THIS IS A TEST INSTANCE. ALL YOUR CHANGES WILL BE LOST!!!!
Tips for managing postgres/gpdb database connections
ipython-sql
An easy way to connect to a SQL database from Jupyter is with the ipython-sql package.
Installation
pip install --user ipython-sql==0.3.9
Setup
Including this at the top of your notebook allows you to manage all of your db connections in a single file in your home directory:
homedir = %env HOME
%config SqlMagic.dsn_filename='$homedir/.odbc.ini'
%reload_ext sql
%config SqlMagic.autopandas=True
%config SqlMagic.short_errors=False
#%config SqlMagic.column_local_vars=True
If you share the notebook with others, they can use their own config file, and not have to modify anything in the notebook.
Sample .odbc.ini
[ODBC Data Sources]
tunnel = "ssh tunnel on Port 80000 to remote pg or gpdb server"

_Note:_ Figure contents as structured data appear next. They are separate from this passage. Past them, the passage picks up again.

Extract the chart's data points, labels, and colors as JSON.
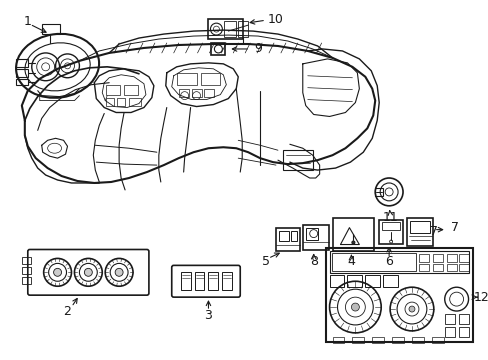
{
  "bg_color": "#ffffff",
  "line_color": "#1a1a1a",
  "fig_width": 4.89,
  "fig_height": 3.6,
  "dpi": 100
}
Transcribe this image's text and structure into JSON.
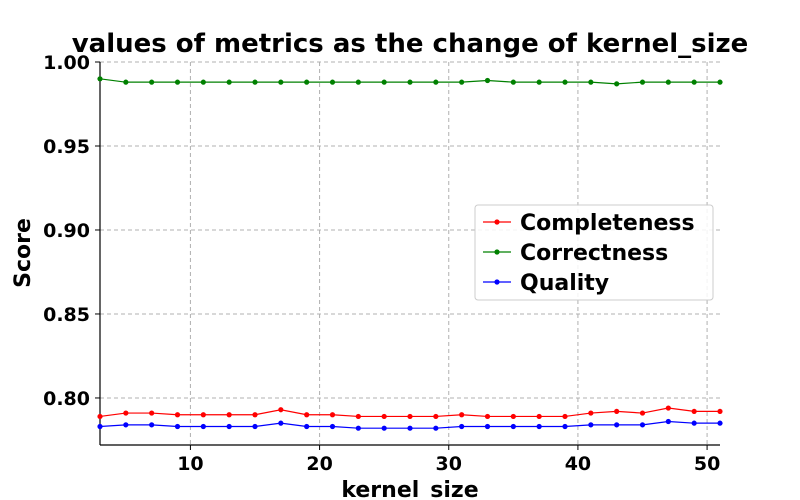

local_madlib = "local gpdb database: madlib schema"
local_madlib_pg = "local pg database: madlib schema"
local_mnist = "local gpdb database: mnist schema"
ngd_places = "gpdb database on NGD ARM64 processors: places schema"
guest6_aa = "gpdb database on guest-six Centos6 cluster"
guest7_aa = "gpdb database on guest-seven Centos7 cluster"
tunnel = "connect through an ssh tunnel set up on local port 8000"
[ODBC]
Threading = 1
[ngd_places]
DriverName=postgresql
Host=node1
Port=5432
Username=ngd
Database=places
[local_madlib]
DriverName=postgresql
Host=localhost
Port=6000
Username=dominovaldano
Database=madlib
[local_madlib_pg]
DriverName=postgresql
Host=localhost
Port=5432
Username=gpadmin
Database=madlib
[local_mnist]
DriverName=postgresql
Host=localhost
Port=6000
Username=dominovaldano
Database=mnist
[tunnel]
DriverName=postgresql
Host=localhost
Port=8000
Username=gpadmin
Database=madlib
[aa_guest7]
DriverName=postgresql
Host=10.0.4.5
Port=5432
Username=guest
Database=datascience
Password=XXXXXX
[aa_guest6]
DriverName=postgresql
Host=10.0.4.2
Port=5432
Username=guest
Database=datascience
Password=XXXXXX
Usage
%%sql [aa_guest7]
SELECT * FROM my_table;
Reading and writing database tables from Pandas
It is useful to be able to read from a database table into a Pandas dataframe, and to write Pandas dataframe to a database table. From the ipython-sql site:
Read:
In [3]: result = %sql SELECT * FROM character WHERE speechcount > 25 In [4]: dataframe = result.DataFrame()
Write:
In [5]: %sql --persist dataframe In [6]: %sql SELECT * FROM dataframe;